The panel said that more research is needed on other treatment options, including the dietary supplement DHEA, the hormone Tibolone used in Canada and Europe and antidepressants (Schmid, AP/Las Vegas Sun, 3/23).
Several broadcast programs reported on HRT and menopause:
- ABCNews' "World News Tonight": The segment includes comments from Dr. Bruce Ettinger of the University of California-San Francisco; Mangione; and Joann Pinkerton from the University of Virginia Health System (McKenzie, "World News Tonight," ABCNews, 3/23).
- NBC's "Nightly News": The segment includes comments from Mangione and a woman who takes HRT (Bazell, "Nightly News," NBC, 3/23). The complete segment is available online in Windows Media.
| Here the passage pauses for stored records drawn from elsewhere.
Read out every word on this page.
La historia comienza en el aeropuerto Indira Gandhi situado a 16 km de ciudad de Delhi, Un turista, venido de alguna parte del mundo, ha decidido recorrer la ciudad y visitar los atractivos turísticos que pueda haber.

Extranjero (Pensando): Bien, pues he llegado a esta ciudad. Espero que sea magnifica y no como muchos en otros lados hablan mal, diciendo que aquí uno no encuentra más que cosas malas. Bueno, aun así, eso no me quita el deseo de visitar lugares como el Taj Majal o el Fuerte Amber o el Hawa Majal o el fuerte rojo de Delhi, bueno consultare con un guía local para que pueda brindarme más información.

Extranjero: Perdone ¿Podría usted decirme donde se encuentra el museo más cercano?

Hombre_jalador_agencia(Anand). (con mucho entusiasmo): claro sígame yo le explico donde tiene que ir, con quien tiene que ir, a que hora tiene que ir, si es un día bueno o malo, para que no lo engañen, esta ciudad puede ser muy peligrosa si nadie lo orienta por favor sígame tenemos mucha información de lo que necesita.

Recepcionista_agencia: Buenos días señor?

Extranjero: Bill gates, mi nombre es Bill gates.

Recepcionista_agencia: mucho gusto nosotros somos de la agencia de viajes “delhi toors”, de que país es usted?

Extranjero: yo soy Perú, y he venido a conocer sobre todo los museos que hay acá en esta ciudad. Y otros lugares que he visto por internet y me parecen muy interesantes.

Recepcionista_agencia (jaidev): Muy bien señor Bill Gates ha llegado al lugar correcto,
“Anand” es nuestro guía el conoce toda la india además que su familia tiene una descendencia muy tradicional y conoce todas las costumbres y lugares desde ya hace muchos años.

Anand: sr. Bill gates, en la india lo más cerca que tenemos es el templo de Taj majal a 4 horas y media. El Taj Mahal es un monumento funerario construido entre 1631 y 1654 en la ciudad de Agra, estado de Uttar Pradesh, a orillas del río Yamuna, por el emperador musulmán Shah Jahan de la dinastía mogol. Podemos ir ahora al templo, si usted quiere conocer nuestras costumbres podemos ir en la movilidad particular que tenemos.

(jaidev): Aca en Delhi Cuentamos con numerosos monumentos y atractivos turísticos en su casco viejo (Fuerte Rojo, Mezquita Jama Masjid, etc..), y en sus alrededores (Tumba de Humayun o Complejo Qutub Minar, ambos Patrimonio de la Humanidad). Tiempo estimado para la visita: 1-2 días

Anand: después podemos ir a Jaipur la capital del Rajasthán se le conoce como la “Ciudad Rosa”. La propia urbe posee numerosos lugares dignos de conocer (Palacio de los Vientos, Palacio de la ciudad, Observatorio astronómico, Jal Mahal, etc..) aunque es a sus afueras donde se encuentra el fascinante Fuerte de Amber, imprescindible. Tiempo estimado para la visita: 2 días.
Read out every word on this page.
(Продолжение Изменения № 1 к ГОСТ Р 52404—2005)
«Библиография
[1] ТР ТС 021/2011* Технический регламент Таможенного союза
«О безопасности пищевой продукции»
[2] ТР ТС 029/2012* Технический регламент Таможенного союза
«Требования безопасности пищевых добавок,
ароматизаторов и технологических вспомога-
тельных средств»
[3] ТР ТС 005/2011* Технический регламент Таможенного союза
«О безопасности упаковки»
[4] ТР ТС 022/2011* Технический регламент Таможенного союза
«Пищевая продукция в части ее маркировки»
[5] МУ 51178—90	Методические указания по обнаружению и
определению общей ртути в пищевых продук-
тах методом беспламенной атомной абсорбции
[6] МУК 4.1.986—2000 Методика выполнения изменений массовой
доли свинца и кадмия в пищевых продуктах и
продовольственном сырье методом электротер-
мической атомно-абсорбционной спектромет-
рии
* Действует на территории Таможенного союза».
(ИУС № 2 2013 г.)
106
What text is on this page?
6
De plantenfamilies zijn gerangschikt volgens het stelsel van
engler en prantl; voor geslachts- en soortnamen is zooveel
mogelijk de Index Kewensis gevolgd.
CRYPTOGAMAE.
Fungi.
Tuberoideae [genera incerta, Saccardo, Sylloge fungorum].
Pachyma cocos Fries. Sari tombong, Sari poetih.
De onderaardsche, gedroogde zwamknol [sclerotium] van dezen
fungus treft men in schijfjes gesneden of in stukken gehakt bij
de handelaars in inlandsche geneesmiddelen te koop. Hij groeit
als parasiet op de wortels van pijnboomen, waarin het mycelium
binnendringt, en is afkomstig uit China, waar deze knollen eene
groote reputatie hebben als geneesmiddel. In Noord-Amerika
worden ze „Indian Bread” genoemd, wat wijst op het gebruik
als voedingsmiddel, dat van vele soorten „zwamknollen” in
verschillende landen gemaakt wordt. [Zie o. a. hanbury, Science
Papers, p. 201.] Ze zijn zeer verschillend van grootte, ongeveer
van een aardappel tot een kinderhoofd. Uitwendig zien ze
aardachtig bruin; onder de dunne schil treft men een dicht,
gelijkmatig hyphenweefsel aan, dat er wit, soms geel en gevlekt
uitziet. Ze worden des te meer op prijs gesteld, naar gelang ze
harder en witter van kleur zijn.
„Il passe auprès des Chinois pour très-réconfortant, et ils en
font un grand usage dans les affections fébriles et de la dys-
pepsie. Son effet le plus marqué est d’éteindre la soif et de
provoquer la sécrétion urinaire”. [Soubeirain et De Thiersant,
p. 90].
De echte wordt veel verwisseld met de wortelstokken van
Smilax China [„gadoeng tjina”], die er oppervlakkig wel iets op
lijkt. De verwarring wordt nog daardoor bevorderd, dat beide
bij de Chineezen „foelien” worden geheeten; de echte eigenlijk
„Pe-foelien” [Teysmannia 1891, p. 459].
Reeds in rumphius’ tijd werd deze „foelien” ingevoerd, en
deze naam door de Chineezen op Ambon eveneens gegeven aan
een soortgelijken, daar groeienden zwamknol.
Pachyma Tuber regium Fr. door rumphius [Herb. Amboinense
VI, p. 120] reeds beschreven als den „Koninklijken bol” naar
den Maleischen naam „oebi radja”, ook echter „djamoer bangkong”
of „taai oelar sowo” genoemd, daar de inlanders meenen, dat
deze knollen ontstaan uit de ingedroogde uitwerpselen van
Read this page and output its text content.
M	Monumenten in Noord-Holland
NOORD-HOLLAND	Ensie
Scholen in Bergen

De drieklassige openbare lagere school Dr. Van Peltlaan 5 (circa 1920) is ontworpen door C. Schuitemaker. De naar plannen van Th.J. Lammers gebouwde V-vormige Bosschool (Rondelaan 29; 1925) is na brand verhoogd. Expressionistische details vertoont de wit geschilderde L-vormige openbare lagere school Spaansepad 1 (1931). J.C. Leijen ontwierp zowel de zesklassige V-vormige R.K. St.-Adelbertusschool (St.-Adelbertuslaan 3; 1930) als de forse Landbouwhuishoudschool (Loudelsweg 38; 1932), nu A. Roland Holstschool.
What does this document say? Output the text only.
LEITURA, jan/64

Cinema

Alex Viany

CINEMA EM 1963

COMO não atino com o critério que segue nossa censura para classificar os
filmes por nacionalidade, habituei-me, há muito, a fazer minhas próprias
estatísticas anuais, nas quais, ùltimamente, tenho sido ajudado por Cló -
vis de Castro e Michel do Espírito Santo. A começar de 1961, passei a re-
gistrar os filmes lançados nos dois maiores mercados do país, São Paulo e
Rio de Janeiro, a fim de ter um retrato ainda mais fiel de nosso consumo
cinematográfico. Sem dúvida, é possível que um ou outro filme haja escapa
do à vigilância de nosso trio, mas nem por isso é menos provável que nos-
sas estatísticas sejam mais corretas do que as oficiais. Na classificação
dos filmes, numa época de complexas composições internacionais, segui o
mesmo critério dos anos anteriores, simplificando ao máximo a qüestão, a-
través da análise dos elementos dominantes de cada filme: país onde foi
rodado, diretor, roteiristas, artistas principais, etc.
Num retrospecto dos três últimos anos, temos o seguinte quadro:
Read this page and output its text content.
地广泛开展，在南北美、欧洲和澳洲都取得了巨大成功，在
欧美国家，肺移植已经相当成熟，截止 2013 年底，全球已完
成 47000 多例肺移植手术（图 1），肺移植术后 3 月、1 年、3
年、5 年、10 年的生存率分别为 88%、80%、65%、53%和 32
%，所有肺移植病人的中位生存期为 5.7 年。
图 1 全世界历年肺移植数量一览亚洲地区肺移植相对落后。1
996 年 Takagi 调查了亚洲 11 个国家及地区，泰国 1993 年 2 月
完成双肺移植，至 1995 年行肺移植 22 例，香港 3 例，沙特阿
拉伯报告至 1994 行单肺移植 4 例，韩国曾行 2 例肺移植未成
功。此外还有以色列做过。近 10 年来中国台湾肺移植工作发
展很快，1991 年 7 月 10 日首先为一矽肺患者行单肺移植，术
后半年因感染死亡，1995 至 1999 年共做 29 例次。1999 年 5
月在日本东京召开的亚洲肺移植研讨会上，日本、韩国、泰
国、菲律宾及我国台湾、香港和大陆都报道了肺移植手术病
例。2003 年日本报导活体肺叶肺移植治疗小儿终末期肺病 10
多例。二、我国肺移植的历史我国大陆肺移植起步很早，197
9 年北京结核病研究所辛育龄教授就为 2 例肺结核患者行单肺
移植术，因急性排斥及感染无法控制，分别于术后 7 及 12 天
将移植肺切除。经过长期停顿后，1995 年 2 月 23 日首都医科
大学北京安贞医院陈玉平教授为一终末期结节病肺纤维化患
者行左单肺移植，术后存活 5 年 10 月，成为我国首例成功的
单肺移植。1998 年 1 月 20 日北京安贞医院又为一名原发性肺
- NPR's "All Things Considered": The segment includes comments from Ettinger; Dr. Robert Friedman, a researcher at Wayne State University; and Dr. Gail Greendale of UCLA (Aubrey, "All Things Considered," NPR, 3/23). The complete segment is available online in RealPlayer.
- NPR's "Morning Edition": The segment includes comments from Dr. Jim Brodsky, a physician specializing in alternative medicine; Dr. Tyrana Lowdog, a researcher from the University of Arizona who spoke at the NIH conference; pharmacist Art Weinstein; and a woman who supports clinical trials to study natural hormone therapy (Aubrey, "Morning Edition," NPR, 3/21). The complete segment is available online in RealPlayer.